Leeds & West Yorkshire

Bradford soldier Martin Bell given posthumous George Medal

The family of Private Martin Bell with the George Medal he received posthumously at Buckingham Palace. Left to right: His brother Oliver, mother Elaine, father Simon and brother Philip.
Image caption Pte Bell's father Simon said he believed his son's comrades would have done the same for him

The father of a paratrooper who was killed while trying to help a wounded friend has described his pride at receiving his posthumous George Medal.

Pte Martin Bell, 24, from Bradford, was serving in Afghanistan when he disobeyed an order not to move from his position and saved his comrade's life.

But as he helped to move the injured man he triggered a bomb and was killed.

His father Simon, who received the medal from the Queen, said: "To say I'm proud is an understatement."

'Amazing son'

Mr Bell was joined by his wife Elaine, and their two other sons, Philip and Oliver, at Buckingham Palace.

He said: "He touched so many hearts in his 24 years, if I live to be 424 I'll never do the same - he was just an amazing son."

The George Medal is awarded for gallantry not directly in the face of the enemy.

Pte Bell, from 2nd Battalion the Parachute Regiment, had been ordered not to move after the initial explosion that wounded his comrade but he made his way over to his friend across open ground where more bombs were thought to be hidden.

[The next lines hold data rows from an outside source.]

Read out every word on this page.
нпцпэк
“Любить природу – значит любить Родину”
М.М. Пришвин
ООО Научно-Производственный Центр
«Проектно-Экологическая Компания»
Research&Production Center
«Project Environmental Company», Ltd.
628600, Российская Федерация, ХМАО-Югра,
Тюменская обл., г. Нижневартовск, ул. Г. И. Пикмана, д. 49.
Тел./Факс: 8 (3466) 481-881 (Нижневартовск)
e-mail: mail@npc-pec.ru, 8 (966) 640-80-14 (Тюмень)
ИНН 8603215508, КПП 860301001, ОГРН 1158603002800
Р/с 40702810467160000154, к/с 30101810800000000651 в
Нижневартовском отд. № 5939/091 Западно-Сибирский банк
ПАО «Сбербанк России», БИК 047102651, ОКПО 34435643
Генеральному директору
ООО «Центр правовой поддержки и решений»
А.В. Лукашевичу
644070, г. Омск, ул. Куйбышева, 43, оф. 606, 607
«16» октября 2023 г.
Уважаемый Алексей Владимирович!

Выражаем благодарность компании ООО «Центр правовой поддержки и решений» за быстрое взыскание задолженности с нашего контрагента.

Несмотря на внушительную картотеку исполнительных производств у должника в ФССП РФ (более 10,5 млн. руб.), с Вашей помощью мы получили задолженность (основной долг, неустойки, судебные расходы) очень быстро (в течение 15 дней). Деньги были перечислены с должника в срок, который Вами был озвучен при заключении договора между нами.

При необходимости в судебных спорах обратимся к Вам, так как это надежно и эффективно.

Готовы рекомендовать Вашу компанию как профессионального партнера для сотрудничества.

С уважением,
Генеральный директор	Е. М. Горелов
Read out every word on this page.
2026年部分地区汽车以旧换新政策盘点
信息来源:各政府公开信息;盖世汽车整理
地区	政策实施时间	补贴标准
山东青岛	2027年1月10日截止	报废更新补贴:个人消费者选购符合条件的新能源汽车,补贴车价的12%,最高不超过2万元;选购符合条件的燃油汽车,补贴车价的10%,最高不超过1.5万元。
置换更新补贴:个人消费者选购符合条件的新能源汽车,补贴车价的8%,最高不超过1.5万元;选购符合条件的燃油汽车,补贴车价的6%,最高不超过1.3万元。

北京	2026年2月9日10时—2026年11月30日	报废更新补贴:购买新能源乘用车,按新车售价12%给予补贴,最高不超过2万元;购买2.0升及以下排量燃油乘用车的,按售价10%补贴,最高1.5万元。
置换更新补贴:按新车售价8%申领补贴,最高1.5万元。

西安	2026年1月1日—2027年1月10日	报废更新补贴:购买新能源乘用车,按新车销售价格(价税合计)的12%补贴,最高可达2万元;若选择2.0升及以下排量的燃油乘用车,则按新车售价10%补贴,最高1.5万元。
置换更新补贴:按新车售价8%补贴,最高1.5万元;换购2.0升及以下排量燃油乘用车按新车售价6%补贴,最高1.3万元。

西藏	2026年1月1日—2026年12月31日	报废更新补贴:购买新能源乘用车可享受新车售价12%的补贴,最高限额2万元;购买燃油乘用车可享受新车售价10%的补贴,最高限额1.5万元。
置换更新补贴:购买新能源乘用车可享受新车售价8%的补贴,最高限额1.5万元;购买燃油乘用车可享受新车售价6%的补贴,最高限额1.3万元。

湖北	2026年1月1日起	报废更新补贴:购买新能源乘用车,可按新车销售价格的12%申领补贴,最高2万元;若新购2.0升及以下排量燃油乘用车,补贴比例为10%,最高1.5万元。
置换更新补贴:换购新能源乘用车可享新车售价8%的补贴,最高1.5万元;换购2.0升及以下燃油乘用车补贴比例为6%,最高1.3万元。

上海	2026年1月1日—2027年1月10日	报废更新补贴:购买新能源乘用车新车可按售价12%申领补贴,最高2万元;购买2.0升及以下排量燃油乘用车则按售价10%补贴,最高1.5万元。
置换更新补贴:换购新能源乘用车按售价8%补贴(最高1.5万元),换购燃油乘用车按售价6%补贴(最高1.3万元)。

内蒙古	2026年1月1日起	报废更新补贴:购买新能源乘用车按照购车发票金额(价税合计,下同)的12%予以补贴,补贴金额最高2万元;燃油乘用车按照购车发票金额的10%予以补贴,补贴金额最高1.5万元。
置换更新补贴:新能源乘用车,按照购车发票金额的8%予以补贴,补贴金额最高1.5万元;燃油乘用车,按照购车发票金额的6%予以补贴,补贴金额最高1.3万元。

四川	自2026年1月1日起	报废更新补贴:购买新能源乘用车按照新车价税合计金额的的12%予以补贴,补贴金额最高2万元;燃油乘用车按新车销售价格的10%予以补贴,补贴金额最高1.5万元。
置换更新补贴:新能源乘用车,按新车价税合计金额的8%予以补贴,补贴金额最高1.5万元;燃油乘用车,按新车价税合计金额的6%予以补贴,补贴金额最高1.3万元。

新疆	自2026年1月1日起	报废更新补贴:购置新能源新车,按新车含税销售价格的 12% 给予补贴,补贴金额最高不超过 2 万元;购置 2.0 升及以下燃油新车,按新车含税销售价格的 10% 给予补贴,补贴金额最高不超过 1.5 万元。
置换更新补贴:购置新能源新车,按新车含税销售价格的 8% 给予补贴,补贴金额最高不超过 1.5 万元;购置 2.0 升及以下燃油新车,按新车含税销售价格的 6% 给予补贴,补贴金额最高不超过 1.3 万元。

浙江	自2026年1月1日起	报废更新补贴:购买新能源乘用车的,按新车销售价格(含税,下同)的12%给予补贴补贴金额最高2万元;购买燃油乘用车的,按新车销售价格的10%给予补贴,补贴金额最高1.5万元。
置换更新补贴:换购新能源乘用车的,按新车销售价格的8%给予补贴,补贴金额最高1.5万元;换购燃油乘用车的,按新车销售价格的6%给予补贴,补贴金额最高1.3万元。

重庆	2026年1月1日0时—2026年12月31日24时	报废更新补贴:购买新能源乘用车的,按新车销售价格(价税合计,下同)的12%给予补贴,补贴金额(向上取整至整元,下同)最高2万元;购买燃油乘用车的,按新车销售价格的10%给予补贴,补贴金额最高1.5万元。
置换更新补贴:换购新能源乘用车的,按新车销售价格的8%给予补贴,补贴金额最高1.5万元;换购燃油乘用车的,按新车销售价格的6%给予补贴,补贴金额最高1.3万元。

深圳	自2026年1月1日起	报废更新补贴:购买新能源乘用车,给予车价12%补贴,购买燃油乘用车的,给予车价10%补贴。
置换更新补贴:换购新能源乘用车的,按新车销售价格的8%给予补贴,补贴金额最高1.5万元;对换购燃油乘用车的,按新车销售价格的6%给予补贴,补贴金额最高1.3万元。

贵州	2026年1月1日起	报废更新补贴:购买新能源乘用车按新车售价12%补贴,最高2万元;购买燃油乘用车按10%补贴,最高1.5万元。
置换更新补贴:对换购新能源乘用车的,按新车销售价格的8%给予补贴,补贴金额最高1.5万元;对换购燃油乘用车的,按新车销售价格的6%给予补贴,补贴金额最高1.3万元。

Image caption Pte Bell was the 350th British soldier to die since the start of operations in Afghanistan in 2001

The paratrooper managed to stop the bleeding from the remains of Pte Scott Meenagh's legs and give him painkillers.

But as he helped to pull the injured soldier's stretcher up a steep bank he triggered a bomb and was killed near the village of Spoor Kalay in the Nahr-e-Saraj district of Helmand province in January last year.

Mr Bell said: "In my mind I think he thought he would make it, and if the shoe was on the other foot I know the other guys around him would have done the same.

"Every doctor we've talked to said Scott would have died if Martin had not done what he did and applied the tourniquets."

Speaking about their meeting with the Queen, Pte Bell's mother said: "It was absolutely amazing, it was fantastic. We were all so nervous, she just puts you at ease.

"She said she'd read his citation and that he was a very, very brave man."

Mrs Bell joked: "He never obeyed orders," then added: "They were like his brothers and he would never have left his brothers."